On the pain part, if not necessarily on the “little” part, most economists agree with the president: The tariffs the United States and China are preparing to slap on each other’s goods would take an economic toll.

For now, optimists are clinging to tentative signals from the Trump administration that it may be prepared to negotiate with Beijing and avert a trade war.

But Wall Street is getting increasingly nervous. The Dow Jones industrial average lost 572 points Friday after being down as much as 767.

On Thursday, Trump ordered the U.S. trade representative to consider imposing tariffs on up to $100 billion worth of Chinese products. Those duties would come on top of the $50 billion in products the U.S. has already targeted in a dispute over Beijing’s sharp-elbowed drive to supplant America’s technological supremacy.

China has proposed tariffs of $50 billion on U.S. products that will squeeze apple growers in Washington, soybean farmers in Indiana and winemakers in California. And Beijing warned Friday that it will “counterattack with great strength” if the United States ups the ante.

Of course, it may not come to that.

“We’re absolutely willing to negotiate,” Treasury Secretary Steven Mnuchin said Friday on CNBC, adding, “I’m cautiously optimistic that we’ll be able to work this out.”

At the same time, Mnuchin warned, “There is the potential of a trade war.”

Economists are already calculating the potential damage if talks collapse and give way to the biggest trade dispute since World War II.

In the first $50 billion in planned tariffs, the Trump administration was careful to limit the impact on American consumers, sticking mostly to industrial products such as robots and engine parts.

But if the administration tries to triple the tariffs, they will be more likely to hit the low-price Chinese products that American households have come to rely on, namely electronics, toys and clothing.

The administration appears to be betting that China will back down because it has more to lose. It sent $375 billion in goods to the U.S. last year, while the United States sent only $130 billion worth of products to China.

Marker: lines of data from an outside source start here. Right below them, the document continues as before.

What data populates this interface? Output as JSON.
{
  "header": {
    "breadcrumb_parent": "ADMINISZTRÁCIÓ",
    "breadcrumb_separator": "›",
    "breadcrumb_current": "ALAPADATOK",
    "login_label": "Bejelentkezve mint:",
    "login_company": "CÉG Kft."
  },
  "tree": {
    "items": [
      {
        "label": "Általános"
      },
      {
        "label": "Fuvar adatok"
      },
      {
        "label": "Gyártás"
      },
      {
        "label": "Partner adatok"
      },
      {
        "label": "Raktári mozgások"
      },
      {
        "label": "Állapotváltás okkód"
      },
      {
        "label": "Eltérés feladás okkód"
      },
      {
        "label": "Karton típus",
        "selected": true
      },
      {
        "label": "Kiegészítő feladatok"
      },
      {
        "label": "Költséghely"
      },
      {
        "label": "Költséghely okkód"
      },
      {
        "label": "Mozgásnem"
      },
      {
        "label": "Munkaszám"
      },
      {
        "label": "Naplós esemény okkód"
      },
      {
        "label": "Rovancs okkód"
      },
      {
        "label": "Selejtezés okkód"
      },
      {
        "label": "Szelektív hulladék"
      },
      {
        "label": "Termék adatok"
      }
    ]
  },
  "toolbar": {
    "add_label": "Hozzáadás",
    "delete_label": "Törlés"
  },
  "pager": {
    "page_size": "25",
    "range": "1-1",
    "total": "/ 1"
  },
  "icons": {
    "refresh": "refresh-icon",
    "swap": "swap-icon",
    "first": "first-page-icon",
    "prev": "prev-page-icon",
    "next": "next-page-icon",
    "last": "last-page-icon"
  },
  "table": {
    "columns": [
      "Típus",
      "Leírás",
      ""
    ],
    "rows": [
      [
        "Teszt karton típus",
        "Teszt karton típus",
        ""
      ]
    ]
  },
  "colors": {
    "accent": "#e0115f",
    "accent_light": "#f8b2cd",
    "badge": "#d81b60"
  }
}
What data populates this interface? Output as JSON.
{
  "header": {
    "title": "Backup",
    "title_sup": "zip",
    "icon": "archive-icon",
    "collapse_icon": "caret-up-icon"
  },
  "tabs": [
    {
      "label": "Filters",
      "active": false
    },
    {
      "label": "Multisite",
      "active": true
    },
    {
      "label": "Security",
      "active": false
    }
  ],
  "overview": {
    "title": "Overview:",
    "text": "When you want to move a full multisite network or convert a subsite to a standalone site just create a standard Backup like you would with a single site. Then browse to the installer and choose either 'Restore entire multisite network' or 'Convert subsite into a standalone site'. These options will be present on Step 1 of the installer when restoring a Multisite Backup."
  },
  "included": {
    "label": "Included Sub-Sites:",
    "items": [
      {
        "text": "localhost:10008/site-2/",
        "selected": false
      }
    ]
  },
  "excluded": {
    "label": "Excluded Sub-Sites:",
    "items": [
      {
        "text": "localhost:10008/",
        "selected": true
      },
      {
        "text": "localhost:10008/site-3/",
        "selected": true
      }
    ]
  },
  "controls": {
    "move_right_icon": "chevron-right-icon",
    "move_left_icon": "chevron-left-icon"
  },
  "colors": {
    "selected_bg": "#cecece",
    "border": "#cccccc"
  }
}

But China has other ways to retaliate. It could cancel aircraft orders from Boeing. It could meddle with U.S. supply chains by disrupting shipments from Chinese factories to American companies. Or it could raise U.S. interest rates by selling Treasury bonds or buying fewer of them.

The Chinese appear confident they can withstand more pain than Americans can.

They’re complaining already.

Last year, the United States sold $12.4 billion in soybeans to China — nearly 60 percent of all U.S. soybean exports.

Trump, who received overwhelming support in rural America in the 2016 presidential election, has directed Agriculture Secretary Sonny Perdue “to implement a plan to protect our farmers and agricultural interests.” But a move to support American farmers could widen the trade dispute.